Ecto-5’-nucleotidase (NT5E) is a metabolic enzyme bound to the extracellular membrane. Although its primary role is involved in nucleotide metabolism, where it catalyses the removal of phosphate groups from nucleoside monophosphates, it has been implicated as playing a significant role in the development and progression of cancer. Recent studies have highlighted its role in the salvage of extracellular nicotinamide metabolites, enabling cells to fuel NAD dependent reactions. In addition, data from the TCGA database shows that the expression of enzymes involved in nicotinamide metabolism, including NT5E, NAMPT and NNMT, are predictive of survival in patients with GBM.

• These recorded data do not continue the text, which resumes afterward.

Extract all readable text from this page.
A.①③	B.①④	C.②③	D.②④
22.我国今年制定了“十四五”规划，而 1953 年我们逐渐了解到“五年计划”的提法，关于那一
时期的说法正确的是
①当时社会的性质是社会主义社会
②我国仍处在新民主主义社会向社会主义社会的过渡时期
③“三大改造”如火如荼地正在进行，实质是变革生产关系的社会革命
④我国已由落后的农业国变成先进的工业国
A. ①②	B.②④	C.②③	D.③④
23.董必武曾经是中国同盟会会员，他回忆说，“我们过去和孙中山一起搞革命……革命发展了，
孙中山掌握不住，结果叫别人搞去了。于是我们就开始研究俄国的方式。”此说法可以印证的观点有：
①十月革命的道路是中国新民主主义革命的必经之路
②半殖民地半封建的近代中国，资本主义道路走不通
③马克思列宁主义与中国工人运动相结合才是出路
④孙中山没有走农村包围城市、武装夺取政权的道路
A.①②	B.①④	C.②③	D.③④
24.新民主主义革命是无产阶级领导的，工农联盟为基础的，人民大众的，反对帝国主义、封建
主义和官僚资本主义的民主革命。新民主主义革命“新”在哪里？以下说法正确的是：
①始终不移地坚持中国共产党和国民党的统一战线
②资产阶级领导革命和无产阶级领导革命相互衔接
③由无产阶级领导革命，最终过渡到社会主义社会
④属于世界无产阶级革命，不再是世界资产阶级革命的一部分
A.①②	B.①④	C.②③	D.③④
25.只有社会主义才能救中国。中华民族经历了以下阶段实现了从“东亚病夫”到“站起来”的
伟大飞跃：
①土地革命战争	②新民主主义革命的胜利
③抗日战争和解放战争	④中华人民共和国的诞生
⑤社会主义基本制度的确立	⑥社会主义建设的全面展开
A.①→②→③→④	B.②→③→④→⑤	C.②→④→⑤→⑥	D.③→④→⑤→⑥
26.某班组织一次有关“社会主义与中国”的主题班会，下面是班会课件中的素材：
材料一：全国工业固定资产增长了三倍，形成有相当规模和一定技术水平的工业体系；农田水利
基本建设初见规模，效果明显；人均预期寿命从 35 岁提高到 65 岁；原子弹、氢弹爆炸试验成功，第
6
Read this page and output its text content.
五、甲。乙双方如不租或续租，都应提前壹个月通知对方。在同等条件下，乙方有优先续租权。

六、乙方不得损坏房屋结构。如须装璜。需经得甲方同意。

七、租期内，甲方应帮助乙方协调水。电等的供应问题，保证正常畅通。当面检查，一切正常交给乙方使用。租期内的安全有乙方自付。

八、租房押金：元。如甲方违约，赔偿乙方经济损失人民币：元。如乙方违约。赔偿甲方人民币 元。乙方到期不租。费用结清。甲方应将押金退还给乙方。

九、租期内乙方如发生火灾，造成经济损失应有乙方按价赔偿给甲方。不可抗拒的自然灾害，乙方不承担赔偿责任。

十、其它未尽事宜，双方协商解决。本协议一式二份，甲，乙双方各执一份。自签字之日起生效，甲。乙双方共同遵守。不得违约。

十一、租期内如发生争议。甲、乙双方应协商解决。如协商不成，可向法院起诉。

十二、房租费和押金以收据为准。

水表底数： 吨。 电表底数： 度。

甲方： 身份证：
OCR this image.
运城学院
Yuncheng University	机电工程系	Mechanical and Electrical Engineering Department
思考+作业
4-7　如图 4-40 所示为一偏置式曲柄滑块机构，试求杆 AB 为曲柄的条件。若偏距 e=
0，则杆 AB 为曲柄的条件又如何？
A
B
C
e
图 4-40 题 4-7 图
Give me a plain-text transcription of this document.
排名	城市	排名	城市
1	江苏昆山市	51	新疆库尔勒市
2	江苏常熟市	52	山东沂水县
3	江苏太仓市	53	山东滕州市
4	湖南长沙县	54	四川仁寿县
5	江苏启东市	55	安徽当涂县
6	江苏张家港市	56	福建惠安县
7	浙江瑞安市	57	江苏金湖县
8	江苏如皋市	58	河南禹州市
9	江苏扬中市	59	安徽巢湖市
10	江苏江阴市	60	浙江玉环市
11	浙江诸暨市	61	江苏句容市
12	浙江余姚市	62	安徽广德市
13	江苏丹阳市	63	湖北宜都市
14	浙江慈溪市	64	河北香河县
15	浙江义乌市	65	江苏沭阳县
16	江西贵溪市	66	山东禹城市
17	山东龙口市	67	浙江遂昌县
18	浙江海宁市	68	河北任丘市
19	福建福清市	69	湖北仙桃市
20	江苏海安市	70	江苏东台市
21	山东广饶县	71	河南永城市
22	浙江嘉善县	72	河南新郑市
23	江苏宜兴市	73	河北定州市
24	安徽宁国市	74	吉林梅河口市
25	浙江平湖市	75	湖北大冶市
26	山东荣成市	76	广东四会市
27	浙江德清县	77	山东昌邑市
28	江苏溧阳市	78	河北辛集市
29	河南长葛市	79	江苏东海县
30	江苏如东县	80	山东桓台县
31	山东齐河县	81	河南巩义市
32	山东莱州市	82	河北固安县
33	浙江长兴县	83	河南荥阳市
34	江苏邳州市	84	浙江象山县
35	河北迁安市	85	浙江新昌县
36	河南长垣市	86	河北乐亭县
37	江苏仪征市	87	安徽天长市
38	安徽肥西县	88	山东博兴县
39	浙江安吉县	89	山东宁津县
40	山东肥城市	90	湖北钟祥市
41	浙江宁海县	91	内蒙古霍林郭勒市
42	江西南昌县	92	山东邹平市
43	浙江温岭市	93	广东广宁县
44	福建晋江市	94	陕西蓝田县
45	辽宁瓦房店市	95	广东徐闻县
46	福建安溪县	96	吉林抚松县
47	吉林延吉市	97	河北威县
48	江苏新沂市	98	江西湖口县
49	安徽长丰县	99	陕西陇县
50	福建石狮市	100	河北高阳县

Results from our in vitro studies indicate that pharmacological inhibition (using APCP) or knockdown of NT5E sensitises GBM cells to the NAD depleting agent FK866 and to TMZ as assessed by a reduction in proliferation. Moreover, NT5E null cells exhibit increased activation of apoptosis and a greater degree of cell death in the presence of TMZ and FK866, and the drugs in combination show enhanced effects. Furthermore, treatment of GBM cells with FK866 significantly reduces intracellular NAD and NADH levels. This depletion of NAD could result in a reduced glycolytic capacity, loss of efficient DNA repair mechanisms mediated via the PARP family, and disruption to the cell cycle through loss of normal sirtuin activity. FK866 has already been shown to have a clear, safe toxicity profile in clinical trials of other cancers and importantly it is predicted to cross the blood brain barrier. The combined use of FK866 and TMZ is a strategy that could be explored to combat GBM recurrence and improve patient survival, stratified on NT5E status.